There have been several interesting developments since I wrote my original article praising Facebook’s upcoming IPO:
- Nielsen reported that Facebook is catching up to Google (NASDAQ:GOOG) in the race for monthly unique users. Facebook has cut Google’s lead from 25% to 10% in the last calendar year. At its current rate of growth, Facebook will surpass Google in monthly users in time for its IPO next year.
- Business Insider reported that Spotify, Facebook’s most popular music streaming service, now has more than 2 million paid subscribers. This is a 100% increase in the number of paid subscribers since the beginning of the year.
- Facebook is investing heavily in infrastructure.

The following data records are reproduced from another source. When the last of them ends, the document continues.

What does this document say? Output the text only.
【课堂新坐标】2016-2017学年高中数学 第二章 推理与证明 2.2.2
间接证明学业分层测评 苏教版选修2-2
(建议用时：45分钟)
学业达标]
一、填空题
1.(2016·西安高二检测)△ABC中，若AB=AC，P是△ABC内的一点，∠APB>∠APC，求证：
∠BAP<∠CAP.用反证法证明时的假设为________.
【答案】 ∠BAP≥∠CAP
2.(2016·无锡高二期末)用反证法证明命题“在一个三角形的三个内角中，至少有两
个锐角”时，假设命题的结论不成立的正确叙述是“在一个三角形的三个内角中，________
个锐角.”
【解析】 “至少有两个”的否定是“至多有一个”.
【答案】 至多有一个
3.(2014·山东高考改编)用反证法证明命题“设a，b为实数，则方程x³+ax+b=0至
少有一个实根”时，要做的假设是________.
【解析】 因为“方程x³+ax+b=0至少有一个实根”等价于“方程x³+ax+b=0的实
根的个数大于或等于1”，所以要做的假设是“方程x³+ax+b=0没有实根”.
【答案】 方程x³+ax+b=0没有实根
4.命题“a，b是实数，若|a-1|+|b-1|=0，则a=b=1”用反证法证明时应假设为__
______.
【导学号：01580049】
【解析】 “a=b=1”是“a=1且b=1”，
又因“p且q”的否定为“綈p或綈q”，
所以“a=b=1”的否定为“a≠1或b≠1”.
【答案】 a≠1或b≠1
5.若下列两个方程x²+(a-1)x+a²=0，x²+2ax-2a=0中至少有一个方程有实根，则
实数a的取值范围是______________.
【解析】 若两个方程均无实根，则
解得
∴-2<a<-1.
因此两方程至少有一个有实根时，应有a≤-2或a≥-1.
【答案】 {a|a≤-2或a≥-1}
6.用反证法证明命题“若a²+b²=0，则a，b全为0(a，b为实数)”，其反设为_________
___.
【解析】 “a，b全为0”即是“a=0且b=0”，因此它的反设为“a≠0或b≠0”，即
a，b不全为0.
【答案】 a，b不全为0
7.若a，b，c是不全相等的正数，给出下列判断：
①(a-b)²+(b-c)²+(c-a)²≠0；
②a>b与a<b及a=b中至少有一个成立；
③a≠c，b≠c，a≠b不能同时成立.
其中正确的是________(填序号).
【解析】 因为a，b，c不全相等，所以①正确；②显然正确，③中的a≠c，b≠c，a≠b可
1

The company announced the construction of a 1 million square foot, 120 megawatt server farm in Sweden and an enormous satellite office in Seattle that will employ 200 people.
- Facebook is streamlining its integration with Sony’s (NYSE:SNE) Playstation Network and Microsoft’s (NASDAQ:MSFT) Xbox Live so that social networking becomes an integral part of online video gaming. The phenomenally-popular Call of Duty: Modern Warfare 3 will be the first game to feature the integration.
- In its 2011 Global Social Network Market Forecast, Strategy Analytics estimates that social media revenue should double in the next 5 years, reaching $12.6 billion in 2016. It is anticipated that the majority of this growth will come from Facebook.
For its IPO, Google offered 20 million shares at a price of $85 per share. If Facebook presents a similar offer, take it without hesitation.
Disclosure: I have no positions in any stocks mentioned, and no plans to initiate any positions within the next 72 hours.